Petersburg, Alaska—While Americans consume ever-increasing quantities of imported farmed shrimp, shrimp fishermen in places like South Carolina—who have for generations relied on wild shrimp harvests—are finding themselves locked out of markets and undercut in price.

“Shrimpers all over the country have felt the same financial strain from cheaper shrimp imports that fishermen here in Alaska have felt from farmed salmon coming into the country,” said Glenn Haight, fisheries business specialist with the Alaska Sea Grant Marine Advisory Program.

But Alaska fishermen have fought back. And some are winning. The solution, they say, is becoming more knowledgeable and efficient business people. Some have taken this to an extreme, diving into direct marketing as a way to stay in business. Such fishermen catch, process, market and sell their catch directly to tightly held lists of clients that include local restaurants, food services, and individuals. This Alaskan approach can work elsewhere, they say, even in places like South Carolina.

Later this month, six shrimp fishermen from South Carolina will come to Alaska to take part in a unique exchange with Alaska fishermen, biologists, and fisheries business experts. The March 18–22 event in Juneau and Petersburg is aimed at showing South Carolina fishermen how Alaska’s fisheries work, and sharing with them strategies to improve their bottom line.

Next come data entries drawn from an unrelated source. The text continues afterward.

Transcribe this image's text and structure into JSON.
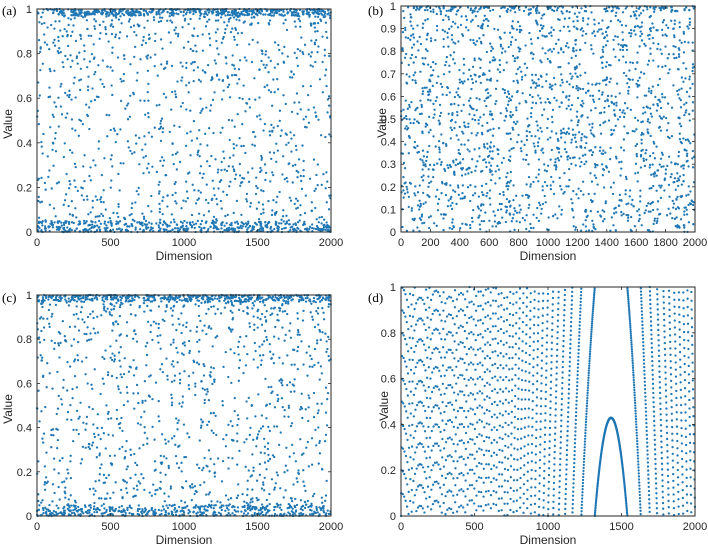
{
  "chart_data": [
    {
      "panel_label": "(a)",
      "type": "scatter",
      "xlabel": "Dimension",
      "ylabel": "Value",
      "xlim": [
        0,
        2000
      ],
      "ylim": [
        0,
        1
      ],
      "xticks": [
        "0",
        "500",
        "1000",
        "1500",
        "2000"
      ],
      "yticks": [
        "0",
        "0.2",
        "0.4",
        "0.6",
        "0.8",
        "1"
      ],
      "color": "#1f77b4",
      "n_points": 2000,
      "pattern": "random-edge-dense"
    },
    {
      "panel_label": "(b)",
      "type": "scatter",
      "xlabel": "Dimension",
      "ylabel": "Value",
      "xlim": [
        0,
        2000
      ],
      "ylim": [
        0,
        1
      ],
      "xticks": [
        "0",
        "200",
        "400",
        "600",
        "800",
        "1000",
        "1200",
        "1400",
        "1600",
        "1800",
        "2000"
      ],
      "yticks": [
        "0",
        "0.1",
        "0.2",
        "0.3",
        "0.4",
        "0.5",
        "0.6",
        "0.7",
        "0.8",
        "0.9",
        "1"
      ],
      "color": "#1f77b4",
      "n_points": 2000,
      "pattern": "random-uniform"
    },
    {
      "panel_label": "(c)",
      "type": "scatter",
      "xlabel": "Dimension",
      "ylabel": "Value",
      "xlim": [
        0,
        2000
      ],
      "ylim": [
        0,
        1
      ],
      "xticks": [
        "0",
        "500",
        "1000",
        "1500",
        "2000"
      ],
      "yticks": [
        "0",
        "0.2",
        "0.4",
        "0.6",
        "0.8",
        "1"
      ],
      "color": "#1f77b4",
      "n_points": 2000,
      "pattern": "random-edge-dense"
    },
    {
      "panel_label": "(d)",
      "type": "scatter",
      "xlabel": "Dimension",
      "ylabel": "Value",
      "xlim": [
        0,
        2000
      ],
      "ylim": [
        0,
        1
      ],
      "xticks": [
        "0",
        "500",
        "1000",
        "1500",
        "2000"
      ],
      "yticks": [
        "0",
        "0.2",
        "0.4",
        "0.6",
        "0.8",
        "1"
      ],
      "color": "#1f77b4",
      "n_points": 2000,
      "pattern": "diagonal-bands",
      "band_slope_start": 0.1,
      "band_slope_end": 0.03
    }
  ]
}
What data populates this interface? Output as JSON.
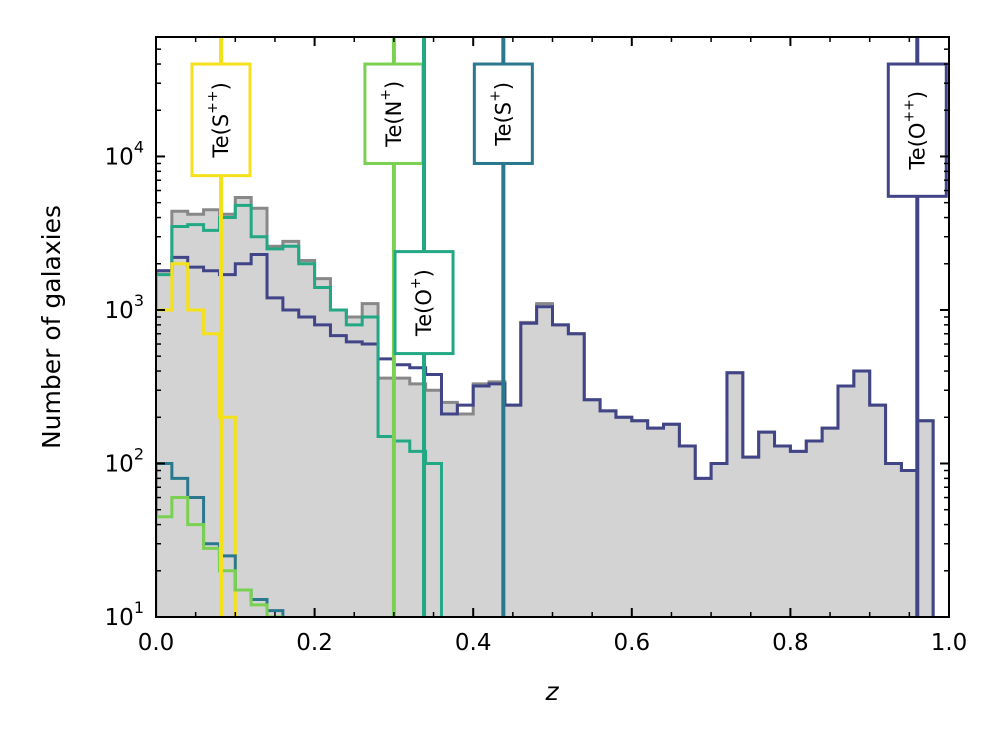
{
  "chart_data": {
    "type": "histogram",
    "xlabel": "z",
    "ylabel": "Number of galaxies",
    "xlim": [
      0.0,
      1.0
    ],
    "ylim": [
      10,
      60000
    ],
    "yscale": "log",
    "x_ticks": [
      "0.0",
      "0.2",
      "0.4",
      "0.6",
      "0.8",
      "1.0"
    ],
    "y_ticks": [
      {
        "value": 10,
        "base": "10",
        "exp": "1"
      },
      {
        "value": 100,
        "base": "10",
        "exp": "2"
      },
      {
        "value": 1000,
        "base": "10",
        "exp": "3"
      },
      {
        "value": 10000,
        "base": "10",
        "exp": "4"
      }
    ],
    "bin_width": 0.02,
    "grid": false,
    "colors": {
      "total_fill": "#d3d3d3",
      "total_line": "#888888",
      "Te(S++)": "#f5e11a",
      "Te(N+)": "#7ad151",
      "Te(O+)": "#22a884",
      "Te(S+)": "#2a788e",
      "Te(O++)": "#414487"
    },
    "series": [
      {
        "key": "total",
        "start": 0.0,
        "values": [
          1800,
          4400,
          4200,
          4500,
          4200,
          5400,
          4600,
          2600,
          2800,
          2100,
          1600,
          1000,
          900,
          1100,
          360,
          360,
          330,
          300,
          250,
          210,
          330,
          340,
          240,
          830,
          1100,
          800,
          700,
          260,
          220,
          200,
          190,
          170,
          180,
          130,
          80,
          100,
          390,
          110,
          160,
          130,
          120,
          140,
          170,
          320,
          400,
          240,
          100,
          90,
          190
        ]
      },
      {
        "key": "Te(O++)",
        "start": 0.0,
        "values": [
          1800,
          2200,
          1900,
          1800,
          1700,
          2000,
          2300,
          1200,
          1000,
          900,
          800,
          680,
          620,
          600,
          480,
          440,
          420,
          380,
          210,
          240,
          320,
          330,
          240,
          820,
          1050,
          800,
          700,
          260,
          220,
          200,
          190,
          170,
          180,
          130,
          80,
          100,
          390,
          110,
          160,
          130,
          120,
          140,
          170,
          320,
          400,
          240,
          100,
          90,
          190
        ]
      },
      {
        "key": "Te(O+)",
        "start": 0.0,
        "values": [
          1700,
          3500,
          3600,
          3300,
          4000,
          4800,
          3000,
          2500,
          2600,
          2000,
          1400,
          1000,
          800,
          900,
          150,
          140,
          120,
          100
        ]
      },
      {
        "key": "Te(S++)",
        "start": 0.0,
        "values": [
          1000,
          2000,
          1000,
          700,
          200
        ]
      },
      {
        "key": "Te(S+)",
        "start": 0.0,
        "values": [
          100,
          80,
          60,
          30,
          25,
          15,
          13,
          11
        ]
      },
      {
        "key": "Te(N+)",
        "start": 0.0,
        "values": [
          45,
          60,
          40,
          28,
          20,
          15,
          12,
          10
        ]
      }
    ],
    "markers": [
      {
        "label": "Te(S",
        "sup": "++",
        "close": ")",
        "x": 0.082,
        "y_top": 40000,
        "y_bottom": 7500
      },
      {
        "label": "Te(N",
        "sup": "+",
        "close": ")",
        "x": 0.3,
        "y_top": 40000,
        "y_bottom": 9000
      },
      {
        "label": "Te(O",
        "sup": "+",
        "close": ")",
        "x": 0.338,
        "y_top": 2400,
        "y_bottom": 520
      },
      {
        "label": "Te(S",
        "sup": "+",
        "close": ")",
        "x": 0.438,
        "y_top": 40000,
        "y_bottom": 9000
      },
      {
        "label": "Te(O",
        "sup": "++",
        "close": ")",
        "x": 0.96,
        "y_top": 40000,
        "y_bottom": 5500
      }
    ]
  }
}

The South Carolina Sea Grant Consortium and the Alaska Sea Grant Marine Advisory Program offices in Juneau and Petersburg are organizing the event.

“It’s a full agenda that will help our South Carolina fishermen understand how some Alaska fishermen are forging a new way of doing business,” said Amber Von Harten, fisheries specialist with the South Carolina Sea Grant Consortium. “There are aspects of Alaska’s seafood industry that we may want to emulate in South Carolina.”

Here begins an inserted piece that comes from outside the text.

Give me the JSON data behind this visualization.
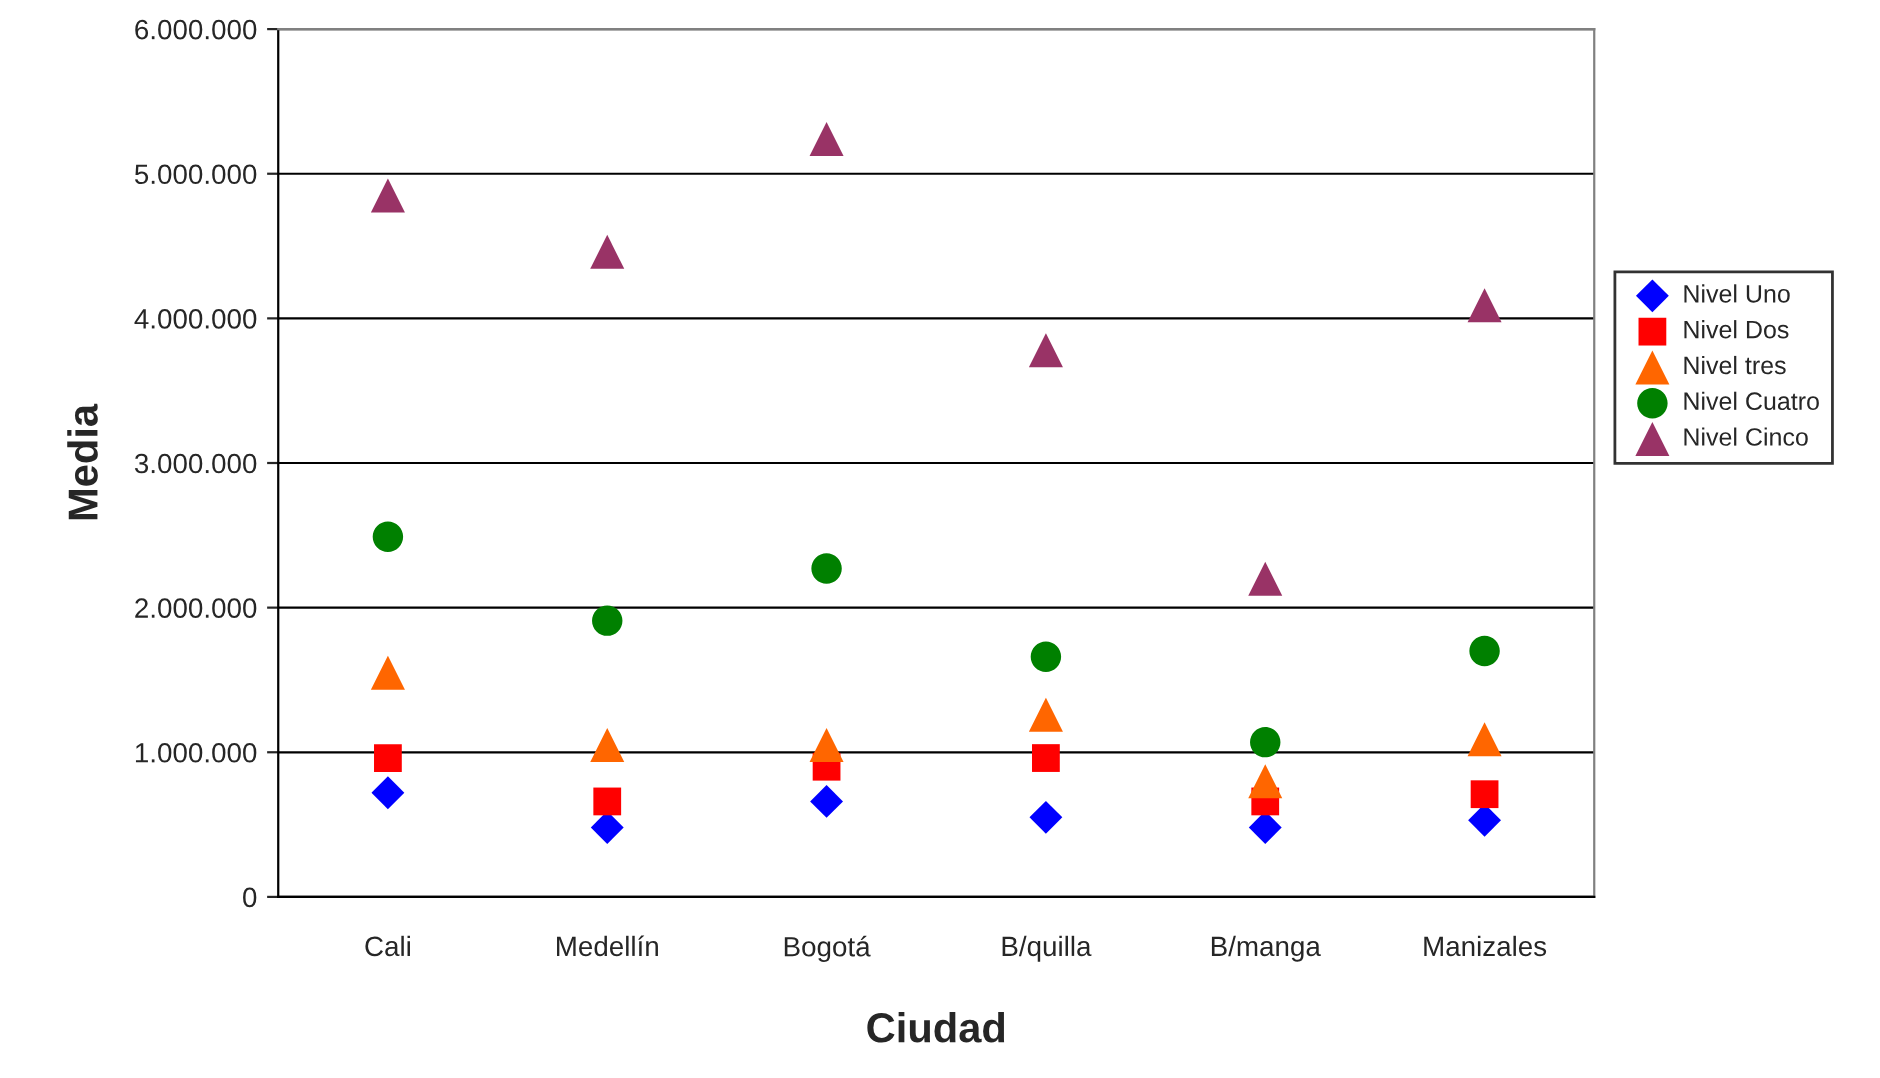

The fisheries exchange includes a tour of Alaska commercial fishing operations and participation in a range of workshops on topics including direct marketing, fisheries cooperatives, and building leadership skills, among others. Fishermen will learn about state and federal programs that help fishermen improve their business practices, and will meet with state fishery officials.

The USDA Trade Adjustment Assistance program is funding the exchange through a grant to the Clemson University Cooperative Extension Service and the South Carolina Sea Grant Consortium.